Who me - a secretary?
Every incorporated association is required to have a secretary. Some are volunteers who are prevailed upon to nominate after an awkward silence at the Annual General Meeting with a bare quorum of members. If you are having second thoughts, take heart in the fact that tens of thousands of ordinary Queenslanders have been successful secretaries.
At the other end of the scale, there are secretaries who are the paid employees of clubs with poker machines and substantial business activities. As well as managing the operations of the club, such managers are required to perform secretarial functions.
This section is designed to assist both the volunteer secretary of a small club or association and the professional secretary of a large club. While the secretary of an association has no discretion about complying with provisions of the Act described in this book, many of the registers are purely guides. Secretaries should feel free to adopt and alter the models as they see fit for their association and the unique circumstances in which they find themselves.
Where does the secretary fit in?
There are three officers of incorporated associations who have specific responsibilities under the Associations Incorporation Act 1981 (Qld).
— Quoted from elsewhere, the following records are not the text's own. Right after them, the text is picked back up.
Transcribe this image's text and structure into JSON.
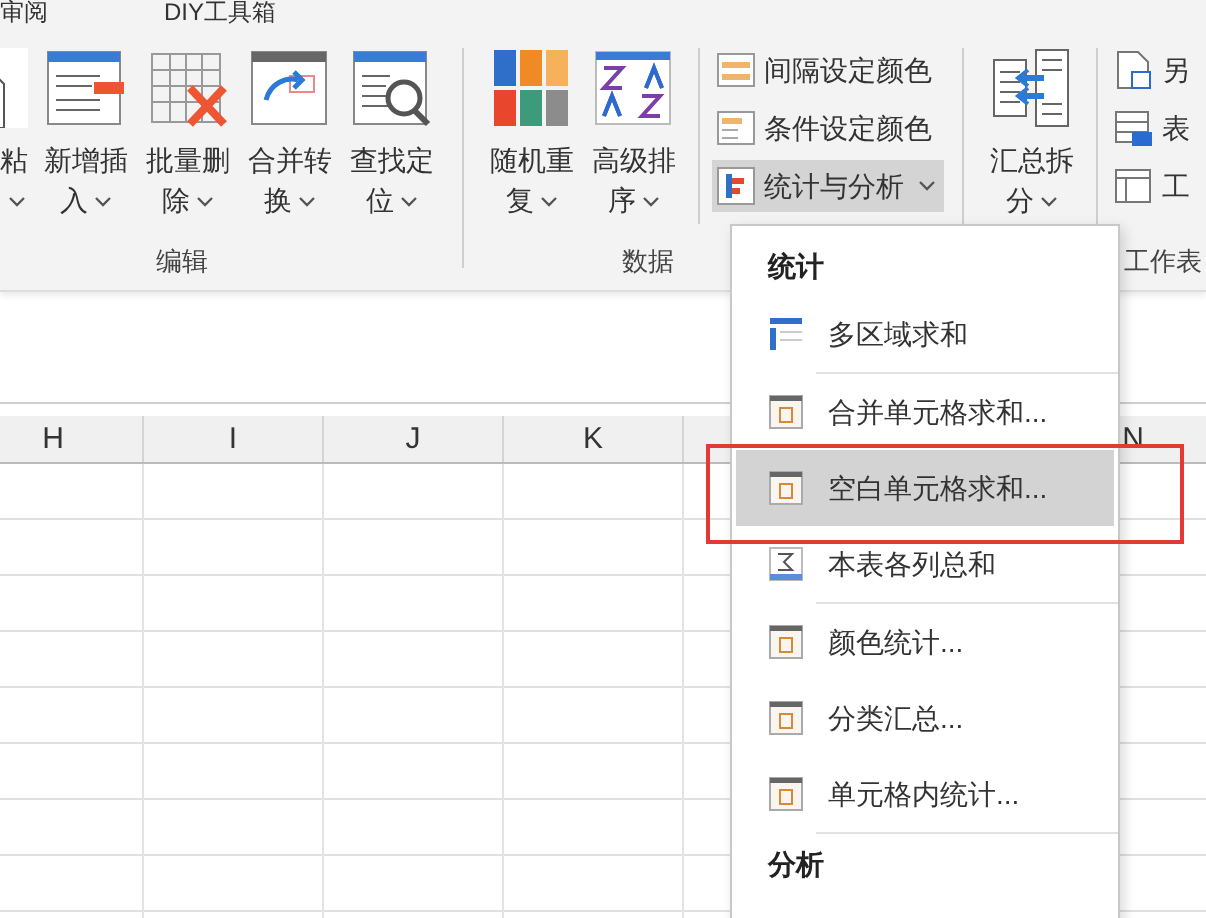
{
  "tabs": [
    "审阅",
    "DIY工具箱"
  ],
  "groups": [
    {
      "label": "编辑",
      "items": [
        {
          "kind": "large-cut",
          "label": "粘",
          "dropdown": true
        },
        {
          "kind": "large",
          "label": "新增插入",
          "dropdown": true
        },
        {
          "kind": "large",
          "label": "批量删除",
          "dropdown": true
        },
        {
          "kind": "large",
          "label": "合并转换",
          "dropdown": true
        },
        {
          "kind": "large",
          "label": "查找定位",
          "dropdown": true
        }
      ]
    },
    {
      "label": "数据",
      "items": [
        {
          "kind": "large",
          "label": "随机重复",
          "dropdown": true
        },
        {
          "kind": "large",
          "label": "高级排序",
          "dropdown": true
        },
        {
          "kind": "small-stack",
          "buttons": [
            {
              "label": "间隔设定颜色",
              "dropdown": false,
              "pressed": false
            },
            {
              "label": "条件设定颜色",
              "dropdown": false,
              "pressed": false
            },
            {
              "label": "统计与分析",
              "dropdown": true,
              "pressed": true
            }
          ]
        }
      ]
    },
    {
      "label": "工作表",
      "items": [
        {
          "kind": "large",
          "label": "汇总拆分",
          "dropdown": true
        },
        {
          "kind": "small-stack",
          "buttons": [
            {
              "label": "另",
              "dropdown": false,
              "pressed": false
            },
            {
              "label": "表",
              "dropdown": false,
              "pressed": false
            },
            {
              "label": "工",
              "dropdown": false,
              "pressed": false
            }
          ]
        }
      ]
    }
  ],
  "sheet": {
    "columns": [
      "H",
      "I",
      "J",
      "K",
      "N"
    ]
  },
  "menu": [
    {
      "kind": "header",
      "label": "统计"
    },
    {
      "kind": "area-item",
      "label": "多区域求和",
      "selected": false
    },
    {
      "kind": "separator"
    },
    {
      "kind": "dialog-item",
      "label": "合并单元格求和...",
      "selected": false
    },
    {
      "kind": "dialog-item",
      "label": "空白单元格求和...",
      "selected": true
    },
    {
      "kind": "sum-item",
      "label": "本表各列总和",
      "selected": false
    },
    {
      "kind": "separator"
    },
    {
      "kind": "dialog-item",
      "label": "颜色统计...",
      "selected": false
    },
    {
      "kind": "dialog-item",
      "label": "分类汇总...",
      "selected": false
    },
    {
      "kind": "dialog-item",
      "label": "单元格内统计...",
      "selected": false
    },
    {
      "kind": "separator"
    },
    {
      "kind": "header",
      "label": "分析"
    }
  ]
}
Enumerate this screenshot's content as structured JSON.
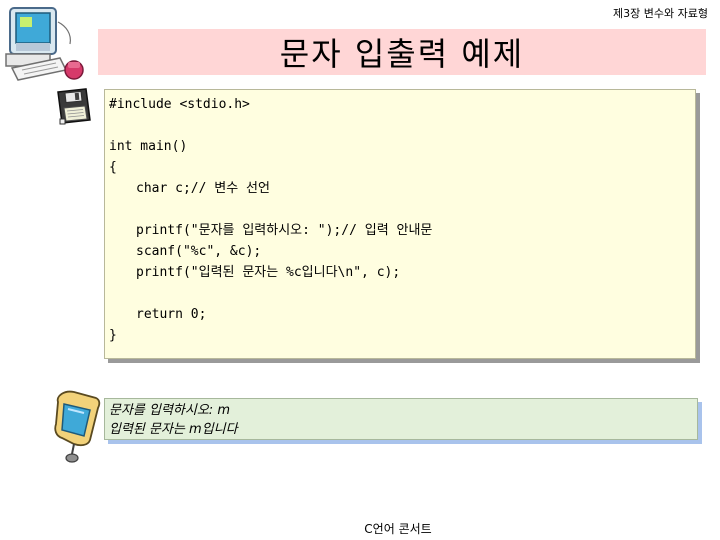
{
  "header": {
    "chapter": "제3장 변수와 자료형",
    "title": "문자 입출력 예제"
  },
  "code": {
    "lines": [
      "#include <stdio.h>",
      "",
      "int main()",
      "{",
      "char c;// 변수 선언",
      "",
      "printf(\"문자를 입력하시오: \");// 입력 안내문",
      "scanf(\"%c\", &c);",
      "printf(\"입력된 문자는 %c입니다\\n\", c);",
      "",
      "return 0;",
      "}"
    ]
  },
  "output": {
    "lines": [
      "문자를 입력하시오: m",
      "입력된 문자는 m입니다"
    ]
  },
  "footer": {
    "text": "C언어 콘서트"
  },
  "icons": {
    "computer": "computer-clipart-icon",
    "floppy": "floppy-disk-icon",
    "monitor": "monitor-clipart-icon"
  }
}
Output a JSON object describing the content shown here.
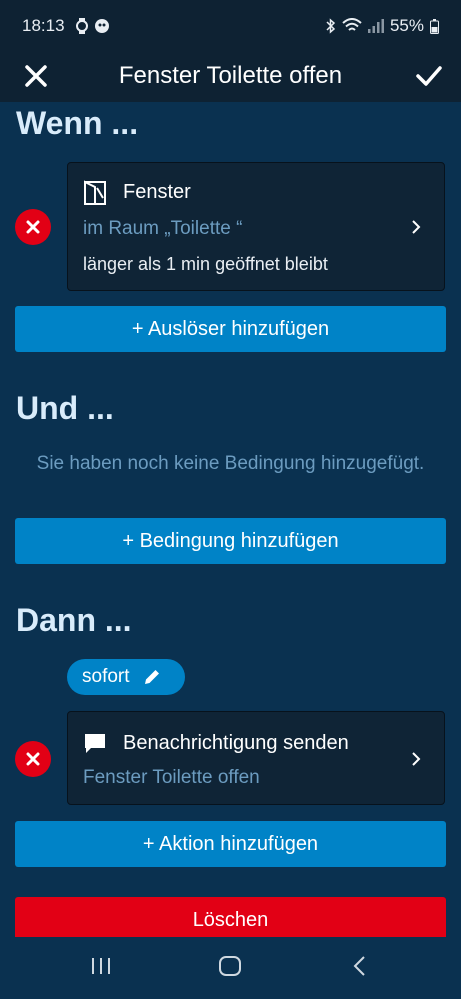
{
  "status_bar": {
    "time": "18:13",
    "battery": "55%"
  },
  "header": {
    "title": "Fenster Toilette offen",
    "close_icon": "close-icon",
    "confirm_icon": "check-icon"
  },
  "when": {
    "heading": "Wenn ...",
    "trigger": {
      "title": "Fenster",
      "room": "im Raum „Toilette “",
      "condition": "länger als 1 min geöffnet bleibt"
    },
    "add_button": "+ Auslöser hinzufügen"
  },
  "and": {
    "heading": "Und ...",
    "empty_text": "Sie haben noch keine Bedingung hinzugefügt.",
    "add_button": "+ Bedingung hinzufügen"
  },
  "then": {
    "heading": "Dann ...",
    "timing_chip": "sofort",
    "action": {
      "title": "Benachrichtigung senden",
      "detail": "Fenster Toilette offen"
    },
    "add_button": "+ Aktion hinzufügen"
  },
  "delete_button": "Löschen",
  "colors": {
    "background": "#0a3150",
    "card": "#0f2436",
    "accent_blue": "#0083c7",
    "danger_red": "#e20015",
    "heading": "#d9ecfb",
    "muted_text": "#6c9cc0"
  }
}
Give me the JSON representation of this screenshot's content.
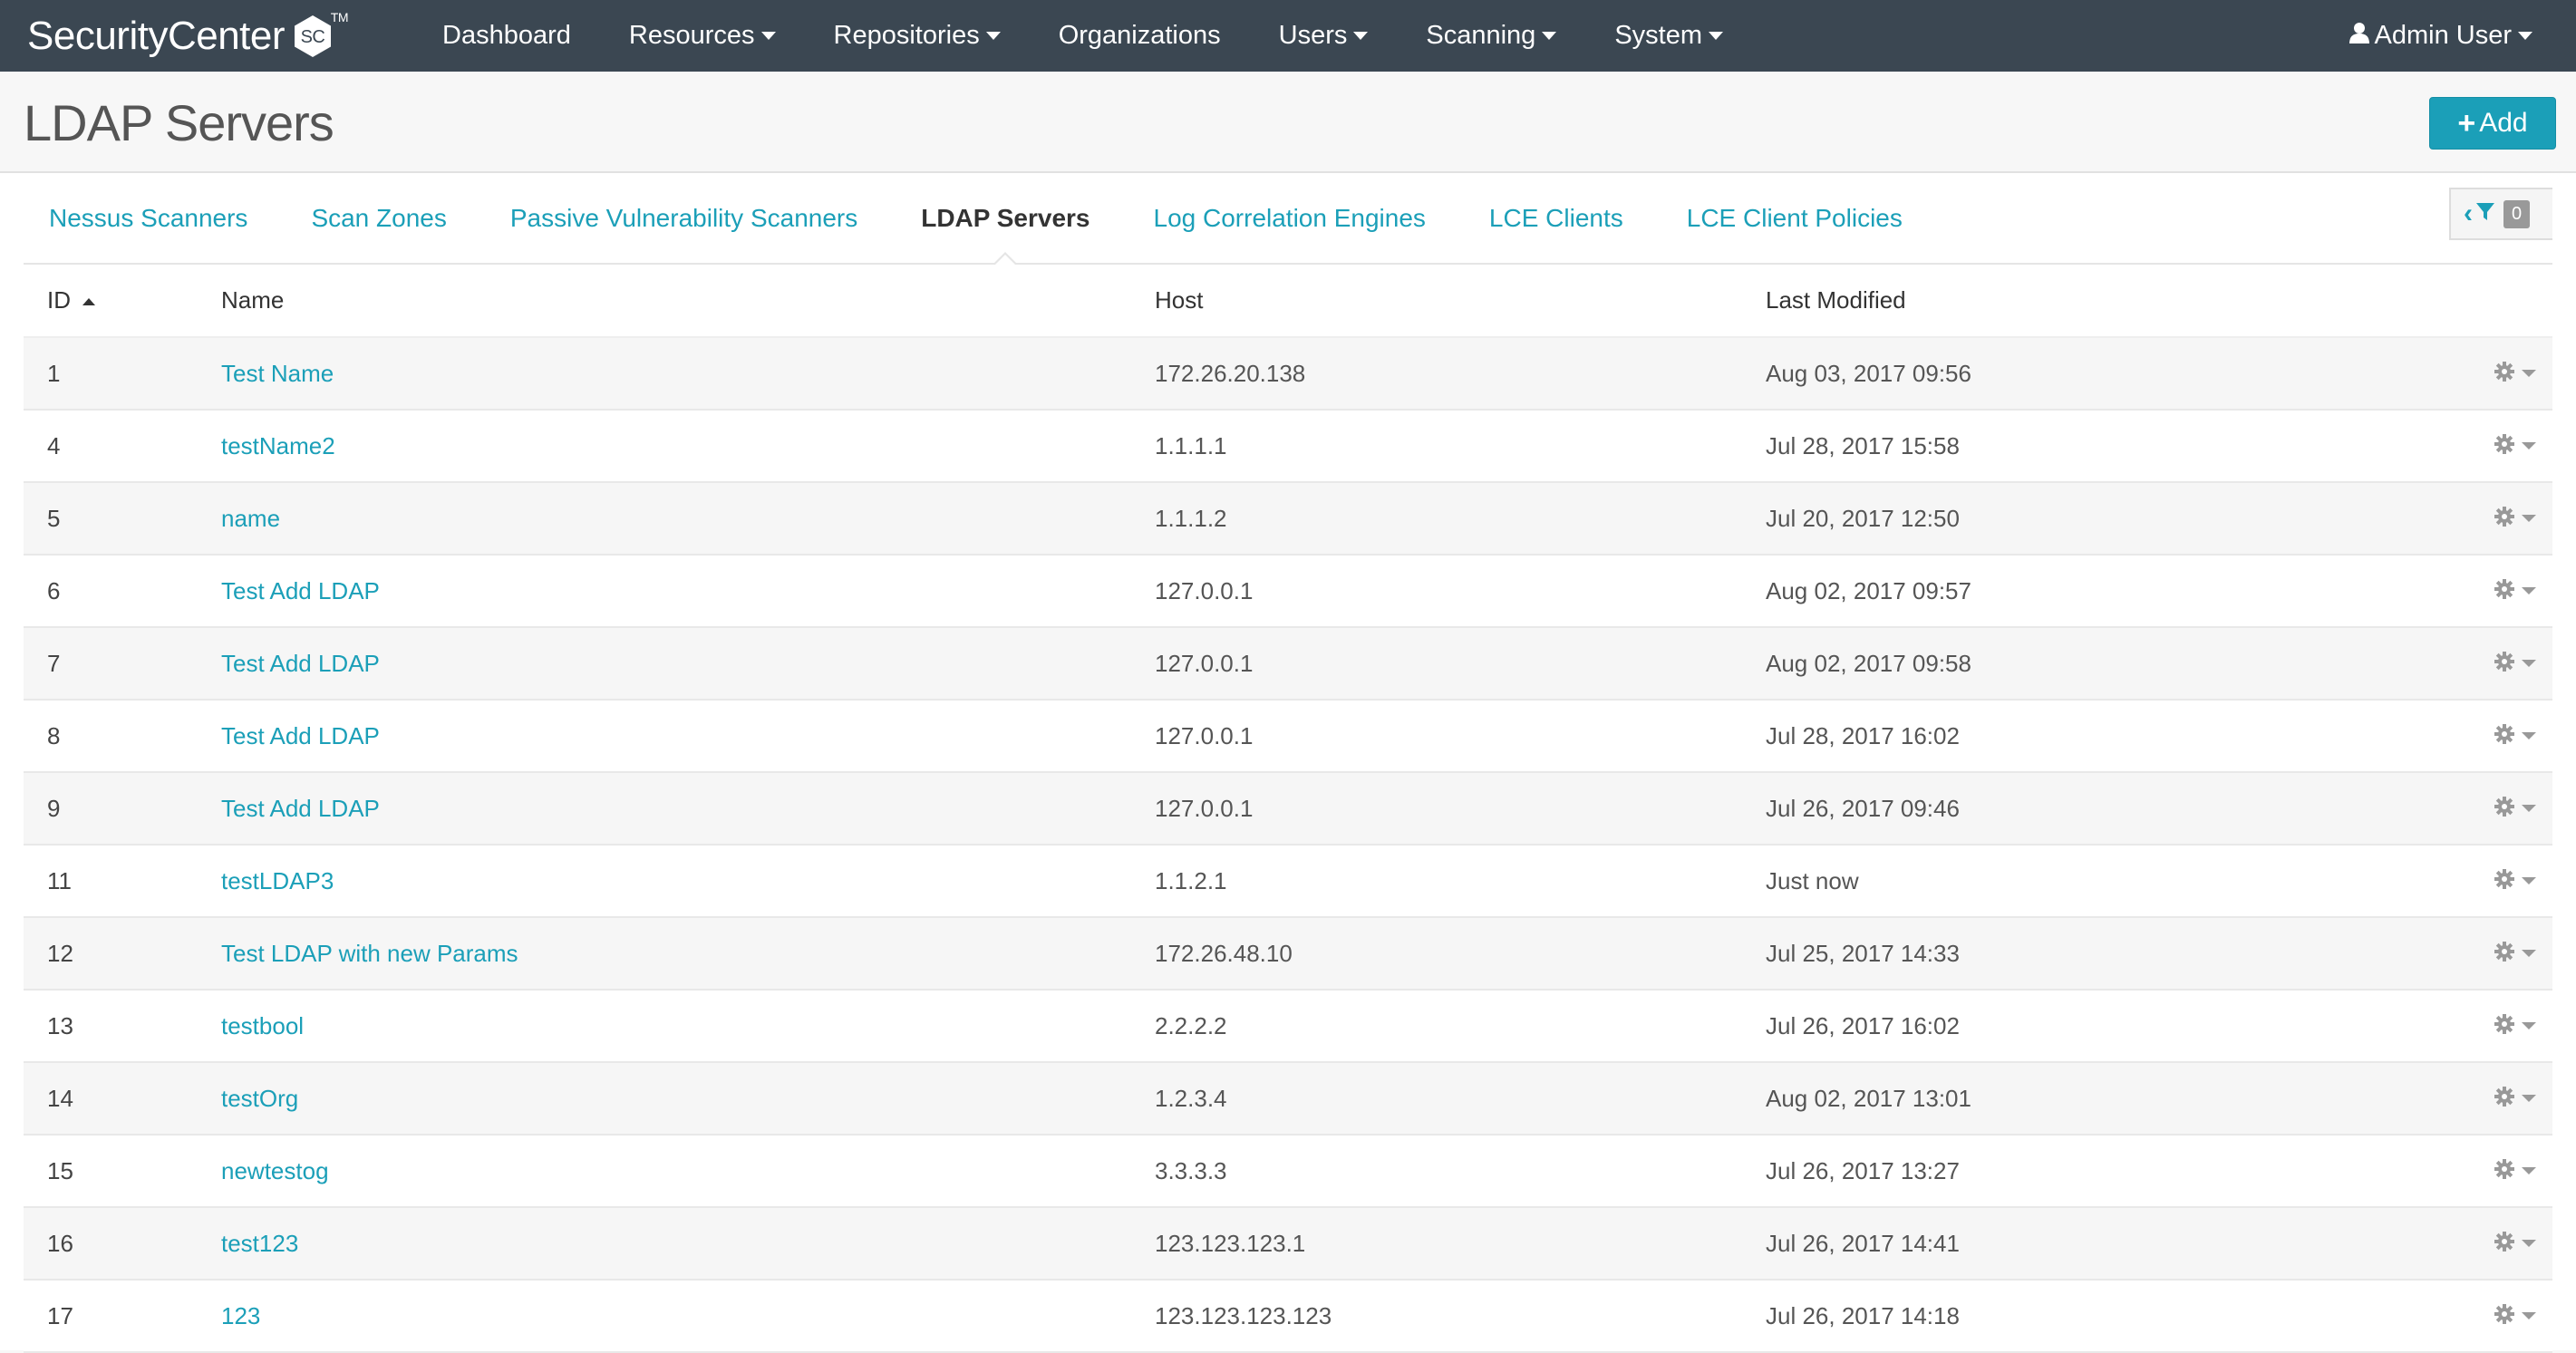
{
  "app": {
    "logo_text": "SecurityCenter",
    "logo_badge": "SC",
    "logo_tm": "TM"
  },
  "nav": {
    "items": [
      {
        "label": "Dashboard"
      },
      {
        "label": "Resources"
      },
      {
        "label": "Repositories"
      },
      {
        "label": "Organizations"
      },
      {
        "label": "Users"
      },
      {
        "label": "Scanning"
      },
      {
        "label": "System"
      }
    ],
    "user_label": "Admin User"
  },
  "page": {
    "title": "LDAP Servers",
    "add_label": "Add"
  },
  "tabs": [
    {
      "label": "Nessus Scanners"
    },
    {
      "label": "Scan Zones"
    },
    {
      "label": "Passive Vulnerability Scanners"
    },
    {
      "label": "LDAP Servers"
    },
    {
      "label": "Log Correlation Engines"
    },
    {
      "label": "LCE Clients"
    },
    {
      "label": "LCE Client Policies"
    }
  ],
  "filter": {
    "count": "0"
  },
  "table": {
    "headers": {
      "id": "ID",
      "name": "Name",
      "host": "Host",
      "modified": "Last Modified"
    },
    "rows": [
      {
        "id": "1",
        "name": "Test Name",
        "host": "172.26.20.138",
        "modified": "Aug 03, 2017 09:56"
      },
      {
        "id": "4",
        "name": "testName2",
        "host": "1.1.1.1",
        "modified": "Jul 28, 2017 15:58"
      },
      {
        "id": "5",
        "name": "name",
        "host": "1.1.1.2",
        "modified": "Jul 20, 2017 12:50"
      },
      {
        "id": "6",
        "name": "Test Add LDAP",
        "host": "127.0.0.1",
        "modified": "Aug 02, 2017 09:57"
      },
      {
        "id": "7",
        "name": "Test Add LDAP",
        "host": "127.0.0.1",
        "modified": "Aug 02, 2017 09:58"
      },
      {
        "id": "8",
        "name": "Test Add LDAP",
        "host": "127.0.0.1",
        "modified": "Jul 28, 2017 16:02"
      },
      {
        "id": "9",
        "name": "Test Add LDAP",
        "host": "127.0.0.1",
        "modified": "Jul 26, 2017 09:46"
      },
      {
        "id": "11",
        "name": "testLDAP3",
        "host": "1.1.2.1",
        "modified": "Just now"
      },
      {
        "id": "12",
        "name": "Test LDAP with new Params",
        "host": "172.26.48.10",
        "modified": "Jul 25, 2017 14:33"
      },
      {
        "id": "13",
        "name": "testbool",
        "host": "2.2.2.2",
        "modified": "Jul 26, 2017 16:02"
      },
      {
        "id": "14",
        "name": "testOrg",
        "host": "1.2.3.4",
        "modified": "Aug 02, 2017 13:01"
      },
      {
        "id": "15",
        "name": "newtestog",
        "host": "3.3.3.3",
        "modified": "Jul 26, 2017 13:27"
      },
      {
        "id": "16",
        "name": "test123",
        "host": "123.123.123.1",
        "modified": "Jul 26, 2017 14:41"
      },
      {
        "id": "17",
        "name": "123",
        "host": "123.123.123.123",
        "modified": "Jul 26, 2017 14:18"
      }
    ]
  },
  "colors": {
    "nav_bg": "#3b4752",
    "accent": "#1b9fb8"
  },
  "icons": {
    "user": "user-icon",
    "plus": "plus-icon",
    "filter": "filter-icon",
    "gear": "gear-icon",
    "sort": "sort-asc-icon"
  }
}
They are the president, the secretary and the treasurer. The Act’s policy is to make the secretary the public point of contact. It is the secretary who is personally liable for many defaults under the Act.
The secretary is a key person in the success of any incorporated association. The secretary not only has the responsibilities set out in the Act and the rules of the incorporated association, but also unwritten obligations that will provide work for the secretary. A secretary should not assume office without an enthusiasm for the association that will last until the next annual general meeting, adequate time for the task, interest in committee work, knowledge of the association, and a good rapport with the president.